Completeness of a statistic - Open ball I was studying the slides of the course in statistics, but there is a theorem that is not clear for me. This chapter was about finding a complete statistic, and it explains that it can be found with an exponential family. The problem is that it is not enough to find it, it is needed also to check for an "open ball". I did not understand what is that concept, and how to apply it to find the estimator. For example, I didnt know how to check for the open ball when finding the estimators for a two-parameter exponential. It would be nice to show an example as I am new in maths and statistics... I uploaded the example when finding complete estimators for a gamma distribution. Thanks so much



 A: When formally defining a probability density as
$$f_\theta(x)=c(\theta)h(x)\exp\left\{\sum_{j=1}^k q_j(\theta)t_j(x)\right\}\tag{1}$$
it is always possible to add useless terms in the expression, as for instance in
\begin{align}f_\theta(x)&=c(\theta)h(x)\exp\left\{[q_1(\theta)-q_{k+1}(\theta)]t_1(x)+[q_2(\theta)-q_{k+1}(\theta)]t_2(x))\right.\\
&\left.\quad+\sum_{j=3}^k q_j(\theta)t_j(x) + q_{k+1}(\theta)[t_1(x)+t_2(x)]\right\}\\
\end{align}
for an arbitrary function $q_{k+1}(\theta)$. It thus also writes as
$$f_\theta(x)=c(\theta)h(x)\exp\left\{\sum_{j=1}^{k+1} q'_j(\theta)t'_j(x)\right\}\tag{2}$$
Another example is to write (1) as
$$f_\theta(x)=c(\theta)h(x)\exp\left\{\sum_{j=1}^k q_j(\theta)t_j(x)+0.
t_{k+1}(x)\right\}\tag{3}$$
and to set $q_{k+1}(\theta)=0$, with $t_{k+1}(x)$ an arbitrary statistic.
This means that the integer $k$ in (1) is not unique unless some constraints are set on the terms in (1).
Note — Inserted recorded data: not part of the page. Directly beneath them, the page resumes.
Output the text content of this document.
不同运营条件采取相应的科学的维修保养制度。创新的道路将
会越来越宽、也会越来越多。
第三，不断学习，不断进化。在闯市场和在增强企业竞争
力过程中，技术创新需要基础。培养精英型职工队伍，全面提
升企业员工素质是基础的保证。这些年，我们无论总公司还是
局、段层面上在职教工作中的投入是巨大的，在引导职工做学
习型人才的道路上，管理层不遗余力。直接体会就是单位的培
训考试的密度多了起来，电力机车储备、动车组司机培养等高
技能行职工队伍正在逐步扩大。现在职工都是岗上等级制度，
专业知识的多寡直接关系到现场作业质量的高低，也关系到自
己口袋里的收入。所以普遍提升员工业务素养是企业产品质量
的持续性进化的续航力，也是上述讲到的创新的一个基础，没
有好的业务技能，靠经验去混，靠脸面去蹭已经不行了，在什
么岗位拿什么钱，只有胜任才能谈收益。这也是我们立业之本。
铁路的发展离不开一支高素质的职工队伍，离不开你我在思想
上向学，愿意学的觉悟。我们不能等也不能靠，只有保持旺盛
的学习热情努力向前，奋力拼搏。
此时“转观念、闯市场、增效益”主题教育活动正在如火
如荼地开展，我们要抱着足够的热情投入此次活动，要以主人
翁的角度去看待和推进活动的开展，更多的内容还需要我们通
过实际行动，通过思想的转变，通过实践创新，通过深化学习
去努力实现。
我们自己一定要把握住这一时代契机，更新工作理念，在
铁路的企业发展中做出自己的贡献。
This leads to the notion of a full-rank exponential family whose density is of the type (1) with constraints that

*

*the functions $q_j(\cdot)$ are linearly independent

*the functions $t_j(\cdot)$ are linearly independent, which rules out the above counterexample

These two conditions are not enough for completeness: if the vector $z(\theta)=(q_1(\theta),\ldots,q_k(\theta))$ is not varying freely enough when $\theta$ varies in $\Theta$, completeness of $\tau(x)=(t_1(x),\ldots,t_k(x))$ does not always hold. See for instance this example of a translated exponential (which is not an exponential family).
The sufficient constraint for ensuring completeness is that the set $\mathcal Z=z(\Theta)$ of $z(\theta)$'s is large enough, which translates as, for every $\zeta\in\mathcal Z$, there exists a ball $\mathcal B$ centred at $\zeta$ and with a small enough positive radius such that $\mathcal B\subset\mathcal Z$.
A: Your book is presenting a simple concept in very formal mathematics. An "open ball" is a concept in mathematics referring to sets which  do not contain their boundary points. This is a very general concept in mathematics, but we will usually work with real number ($\mathbb{R}^n$) and use Euclidean distance in statistics. It is helpful to think in terms of this specific case.
In 1-dimension these are open sets, i.e $(0, 1)$ or ($-\infty, \infty)$ or $(a,b)$. In 2-dimensions these are disks that don't contain their boundary. This also can be the entire Cartesian plane.
Open sets are often useful when maximizing a likelihood function to get a maximum likelihood estimate (MLE). A maximum likelihood estimate will not be asymptotically normal if the derivative of the likelihood function at the MLE is nonzero. This can make it difficult to understand the variance of your test statistic. For example, if $X_i \sim N(\mu, 1)$ and we know $\mu > 0$, you can show the MLE is
$$ \hat{\mu} = \left\{\begin{array}{lr}
\bar{X} & \text{when } \bar{X} \geq 0 \\
0 & \text{when } \bar{X} < 0
\end{array}\right\}. $$
This maximum likelihood estimator isn't asymptotically Normal. It can't be; it can't take negative values.